The import of terrestrial DOM is a dominant component of the C budget in freshwater systems, often larger than the in situ production of organic matter. An upward trend in the transport of terrestrial DOM to freshwaters and coastal areas has been observed. Though the mechanisms behind this increase are controversial, and has been ascribed to hydrological factors as well as temperature, changed land-use and increased pH in precipitation, it is bound to have a profound effect on the receiving ecosystems and biogeochemical cycles. We study causes and consequences of increasing amounts of terrestrially derived DOM in aquatic systems (Brownification).

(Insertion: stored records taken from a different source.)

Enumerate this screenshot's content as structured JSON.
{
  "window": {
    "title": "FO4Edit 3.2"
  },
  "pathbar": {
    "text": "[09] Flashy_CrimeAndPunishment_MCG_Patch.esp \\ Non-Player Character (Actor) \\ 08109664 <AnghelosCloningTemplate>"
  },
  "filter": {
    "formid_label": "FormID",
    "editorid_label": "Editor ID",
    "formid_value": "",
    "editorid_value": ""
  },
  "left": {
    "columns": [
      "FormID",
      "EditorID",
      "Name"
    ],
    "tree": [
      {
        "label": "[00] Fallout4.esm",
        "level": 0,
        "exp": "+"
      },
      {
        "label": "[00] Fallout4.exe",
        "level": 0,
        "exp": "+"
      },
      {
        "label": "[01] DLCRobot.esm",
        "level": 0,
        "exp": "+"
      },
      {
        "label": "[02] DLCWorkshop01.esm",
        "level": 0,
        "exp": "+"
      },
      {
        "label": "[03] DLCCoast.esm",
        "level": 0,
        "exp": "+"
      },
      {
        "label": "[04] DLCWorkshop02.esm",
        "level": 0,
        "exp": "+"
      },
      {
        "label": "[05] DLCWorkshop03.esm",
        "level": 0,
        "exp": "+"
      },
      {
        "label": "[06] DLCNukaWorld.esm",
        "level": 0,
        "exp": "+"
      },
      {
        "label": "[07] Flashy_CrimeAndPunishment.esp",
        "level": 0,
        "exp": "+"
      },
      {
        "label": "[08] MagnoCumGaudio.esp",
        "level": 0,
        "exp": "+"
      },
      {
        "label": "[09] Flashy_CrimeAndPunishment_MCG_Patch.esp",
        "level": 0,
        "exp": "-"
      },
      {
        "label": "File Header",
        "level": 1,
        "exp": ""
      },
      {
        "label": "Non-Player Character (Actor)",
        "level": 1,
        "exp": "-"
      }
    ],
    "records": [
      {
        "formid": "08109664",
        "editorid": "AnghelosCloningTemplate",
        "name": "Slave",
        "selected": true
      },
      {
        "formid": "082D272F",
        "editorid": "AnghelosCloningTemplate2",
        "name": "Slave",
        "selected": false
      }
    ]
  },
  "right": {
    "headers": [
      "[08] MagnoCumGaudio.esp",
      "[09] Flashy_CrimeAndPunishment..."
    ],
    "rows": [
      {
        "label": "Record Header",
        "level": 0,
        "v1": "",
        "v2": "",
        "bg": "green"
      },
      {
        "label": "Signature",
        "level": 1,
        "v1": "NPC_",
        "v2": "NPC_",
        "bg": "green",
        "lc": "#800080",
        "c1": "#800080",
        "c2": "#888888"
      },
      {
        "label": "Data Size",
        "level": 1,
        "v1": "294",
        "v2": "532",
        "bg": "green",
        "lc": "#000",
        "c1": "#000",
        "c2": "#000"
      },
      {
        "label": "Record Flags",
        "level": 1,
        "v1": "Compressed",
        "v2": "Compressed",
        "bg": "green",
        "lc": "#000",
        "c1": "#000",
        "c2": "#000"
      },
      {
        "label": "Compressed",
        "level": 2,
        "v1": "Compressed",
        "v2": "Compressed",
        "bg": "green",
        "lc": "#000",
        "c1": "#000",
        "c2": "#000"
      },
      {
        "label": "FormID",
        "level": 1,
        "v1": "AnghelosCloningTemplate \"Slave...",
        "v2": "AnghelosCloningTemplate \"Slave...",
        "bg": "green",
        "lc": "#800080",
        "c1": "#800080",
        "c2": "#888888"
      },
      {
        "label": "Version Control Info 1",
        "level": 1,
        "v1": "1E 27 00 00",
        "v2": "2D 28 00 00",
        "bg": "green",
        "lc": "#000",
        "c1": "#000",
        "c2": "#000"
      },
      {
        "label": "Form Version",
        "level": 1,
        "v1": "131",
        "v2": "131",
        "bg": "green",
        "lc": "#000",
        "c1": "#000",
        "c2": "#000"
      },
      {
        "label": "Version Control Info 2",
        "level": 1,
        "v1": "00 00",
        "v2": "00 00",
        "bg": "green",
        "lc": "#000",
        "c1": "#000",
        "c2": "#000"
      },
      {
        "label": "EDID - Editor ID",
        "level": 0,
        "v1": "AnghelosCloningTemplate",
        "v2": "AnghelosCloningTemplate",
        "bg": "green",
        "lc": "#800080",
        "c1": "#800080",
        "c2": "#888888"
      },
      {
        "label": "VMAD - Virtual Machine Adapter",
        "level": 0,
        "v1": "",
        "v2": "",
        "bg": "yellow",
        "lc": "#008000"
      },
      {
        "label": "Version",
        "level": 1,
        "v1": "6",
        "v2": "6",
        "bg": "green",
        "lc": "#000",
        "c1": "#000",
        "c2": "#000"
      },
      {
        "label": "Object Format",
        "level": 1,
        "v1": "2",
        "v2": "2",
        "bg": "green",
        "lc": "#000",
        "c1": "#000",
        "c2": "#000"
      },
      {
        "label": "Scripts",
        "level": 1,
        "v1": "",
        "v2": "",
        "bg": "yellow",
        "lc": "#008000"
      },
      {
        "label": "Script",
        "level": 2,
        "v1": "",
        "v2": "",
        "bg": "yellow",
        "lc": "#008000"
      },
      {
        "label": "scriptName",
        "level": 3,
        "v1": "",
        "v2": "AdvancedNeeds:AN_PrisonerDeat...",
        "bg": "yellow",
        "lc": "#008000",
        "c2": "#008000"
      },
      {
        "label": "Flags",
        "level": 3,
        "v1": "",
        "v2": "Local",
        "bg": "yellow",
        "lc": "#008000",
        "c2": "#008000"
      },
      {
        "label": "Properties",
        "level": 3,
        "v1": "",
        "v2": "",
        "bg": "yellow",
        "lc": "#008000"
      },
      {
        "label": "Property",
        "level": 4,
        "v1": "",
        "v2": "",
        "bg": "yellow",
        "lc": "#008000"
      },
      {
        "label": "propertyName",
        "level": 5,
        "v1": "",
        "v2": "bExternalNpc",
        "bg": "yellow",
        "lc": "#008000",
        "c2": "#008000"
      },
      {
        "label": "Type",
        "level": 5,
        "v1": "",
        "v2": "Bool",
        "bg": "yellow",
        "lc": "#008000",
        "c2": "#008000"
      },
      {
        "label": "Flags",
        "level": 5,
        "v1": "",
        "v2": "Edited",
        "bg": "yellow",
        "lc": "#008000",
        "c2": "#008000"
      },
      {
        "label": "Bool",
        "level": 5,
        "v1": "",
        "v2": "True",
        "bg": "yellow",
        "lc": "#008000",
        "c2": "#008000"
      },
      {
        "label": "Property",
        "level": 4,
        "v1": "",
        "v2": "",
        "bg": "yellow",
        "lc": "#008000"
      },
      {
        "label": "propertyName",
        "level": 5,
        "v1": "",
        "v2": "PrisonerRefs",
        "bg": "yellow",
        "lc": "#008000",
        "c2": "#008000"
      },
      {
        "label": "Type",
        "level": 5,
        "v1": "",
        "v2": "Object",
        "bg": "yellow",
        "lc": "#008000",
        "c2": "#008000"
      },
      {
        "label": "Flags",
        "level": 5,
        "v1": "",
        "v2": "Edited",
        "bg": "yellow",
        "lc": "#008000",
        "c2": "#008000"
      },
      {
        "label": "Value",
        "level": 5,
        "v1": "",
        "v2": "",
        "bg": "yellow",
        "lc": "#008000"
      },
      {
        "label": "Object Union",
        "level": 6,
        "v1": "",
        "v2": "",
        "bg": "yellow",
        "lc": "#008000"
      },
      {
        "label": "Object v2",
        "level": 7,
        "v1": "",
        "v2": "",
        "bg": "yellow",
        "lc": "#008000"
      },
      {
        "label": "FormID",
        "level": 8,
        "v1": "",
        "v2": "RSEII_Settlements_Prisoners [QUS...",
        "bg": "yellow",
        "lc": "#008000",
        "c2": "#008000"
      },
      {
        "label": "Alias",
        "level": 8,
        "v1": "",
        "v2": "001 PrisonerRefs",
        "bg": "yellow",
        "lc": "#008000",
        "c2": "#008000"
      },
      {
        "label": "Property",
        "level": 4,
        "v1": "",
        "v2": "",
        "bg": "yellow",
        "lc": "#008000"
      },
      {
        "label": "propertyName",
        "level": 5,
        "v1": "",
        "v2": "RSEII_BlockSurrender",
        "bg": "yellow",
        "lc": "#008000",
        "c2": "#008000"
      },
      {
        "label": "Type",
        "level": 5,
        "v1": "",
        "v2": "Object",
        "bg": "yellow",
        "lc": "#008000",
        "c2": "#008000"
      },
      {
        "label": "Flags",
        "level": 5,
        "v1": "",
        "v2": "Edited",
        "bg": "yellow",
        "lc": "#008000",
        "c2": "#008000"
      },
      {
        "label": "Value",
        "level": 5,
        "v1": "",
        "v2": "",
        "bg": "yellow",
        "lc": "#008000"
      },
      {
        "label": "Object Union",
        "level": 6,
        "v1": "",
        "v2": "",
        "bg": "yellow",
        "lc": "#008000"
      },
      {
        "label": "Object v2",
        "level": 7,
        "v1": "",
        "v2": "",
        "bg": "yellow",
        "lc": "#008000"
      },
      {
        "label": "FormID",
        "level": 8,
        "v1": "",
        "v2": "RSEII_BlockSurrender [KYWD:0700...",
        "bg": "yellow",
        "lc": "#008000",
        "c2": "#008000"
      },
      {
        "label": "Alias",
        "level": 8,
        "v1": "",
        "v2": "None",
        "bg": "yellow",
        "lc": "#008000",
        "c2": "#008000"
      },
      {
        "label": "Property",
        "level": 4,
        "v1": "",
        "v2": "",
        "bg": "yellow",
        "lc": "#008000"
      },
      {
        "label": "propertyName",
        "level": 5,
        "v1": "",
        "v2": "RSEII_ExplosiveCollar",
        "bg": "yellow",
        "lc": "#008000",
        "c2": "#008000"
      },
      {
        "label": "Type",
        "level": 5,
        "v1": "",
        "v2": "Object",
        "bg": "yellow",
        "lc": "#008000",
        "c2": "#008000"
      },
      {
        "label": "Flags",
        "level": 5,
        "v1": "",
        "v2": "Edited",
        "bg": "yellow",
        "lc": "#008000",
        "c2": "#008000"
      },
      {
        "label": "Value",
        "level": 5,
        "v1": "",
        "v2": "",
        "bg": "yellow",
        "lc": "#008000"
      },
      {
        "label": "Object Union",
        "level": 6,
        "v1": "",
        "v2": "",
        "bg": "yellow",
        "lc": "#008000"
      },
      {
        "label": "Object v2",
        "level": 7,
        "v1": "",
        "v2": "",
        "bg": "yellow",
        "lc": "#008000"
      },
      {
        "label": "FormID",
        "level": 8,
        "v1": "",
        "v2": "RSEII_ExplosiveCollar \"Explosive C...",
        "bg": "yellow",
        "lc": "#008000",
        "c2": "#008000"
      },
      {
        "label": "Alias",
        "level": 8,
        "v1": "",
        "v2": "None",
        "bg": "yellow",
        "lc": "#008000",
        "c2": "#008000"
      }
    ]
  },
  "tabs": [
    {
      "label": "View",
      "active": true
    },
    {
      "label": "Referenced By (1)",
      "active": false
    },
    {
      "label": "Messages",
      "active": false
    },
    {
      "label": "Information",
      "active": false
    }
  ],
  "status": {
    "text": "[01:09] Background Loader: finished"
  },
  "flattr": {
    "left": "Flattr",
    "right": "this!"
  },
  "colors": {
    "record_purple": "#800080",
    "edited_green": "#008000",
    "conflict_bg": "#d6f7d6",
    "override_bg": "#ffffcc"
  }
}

IIn the aquatic system, the fate of the DOM is one of the following: it may flocculate and sediment, it may be remineralized through photooxidation, it may be transformed by bacteria to support production and respiration, or it may remain in the DOM pool. We study how the biogeochemical cycling of DOM in aquatic systems depend on different factors such as temperature, nutrient availability, the origin of the DOM (aquatic/terrestrial), the molecular structure of the bacterial communities. Thus the research overlaps the fields of biogeochemistry, microbiology, analytica chemistry and genetic structure/diversity of bacterial communities. Research is performed mainly in lakes and rivers in Sweden and in the Baltic Sea.